More recently, Kassam worked with OpenBiome’s founding team to co-found Finch Therapeutics, which builds off existing work in FMT to develop a new class of microbiome medicines, including a next-generation oral capsule to restore a disrupted microbiome. Kassam recently led the completion of the first positive, randomized, placebo-controlled, multicenter trial demonstrating the efficacy and safety of an oral microbiome drug in the treatment of recurrent C. difficile.

The Leadership in Public Health Practice Award recognizes a graduate who has served as an outstanding example of effective leadership in the practice of public health in the public or private sphere, demonstrated selfless service and leadership in the practice of public health, made significant contributions to the adoption or uptake of public health principles at the local, state, regional, national, or international level, and/or has shown significant leadership in a government, nongovernmental, or other public service organization.

Mandy Cohen
Mandy Cohen

Mandy Cohen, MPH ’04, MD, is secretary of the North Carolina Department of Health and Human Services. Among Cohen’s achievements since her appointment in 2017 are the improvement of North Carolina’s Medicaid program (including a first-of-its-kind effort to analyze social determinants of health to improve outcomes), measures to address the opioid crisis, and leadership during the COVID-19 pandemic.

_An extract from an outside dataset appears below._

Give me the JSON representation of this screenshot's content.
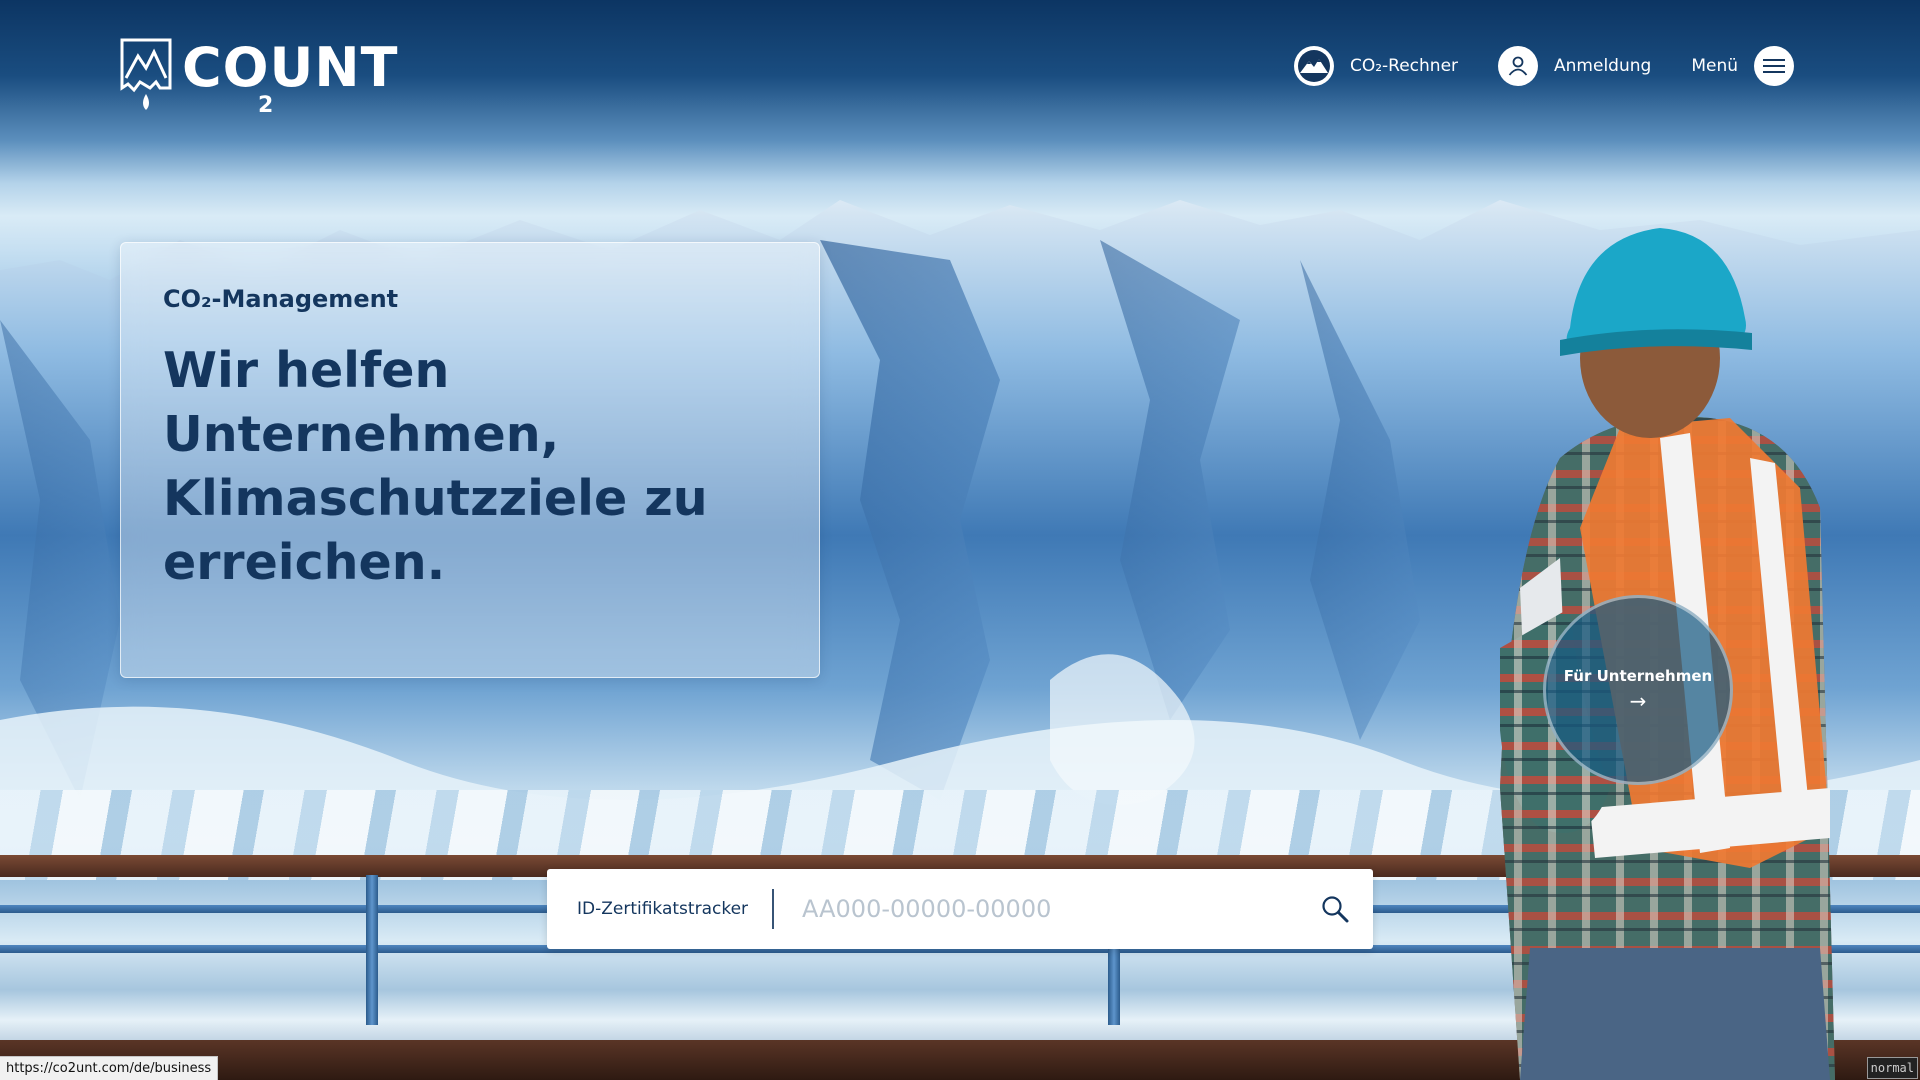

Before her appointment in North Carolina, Cohen served as chief of staff and chief operating officer at the Centers for Medicare & Medicaid Services (CMS). Earlier in her career, Cohen worked for the U.S. Department of Veterans Affairs, before becoming executive director of the nonprofit Doctors for America. She joined the CMS Innovation Center as director of stakeholder engagement in 2010. Three years later, when the website healthcare.gov struggled under the great volume of Americans seeking to sign up for health insurance under the Affordable Care Act, Cohen was recruited to the team to help turn things around. Within six months, she was leading the health insurance marketplace at the federal level.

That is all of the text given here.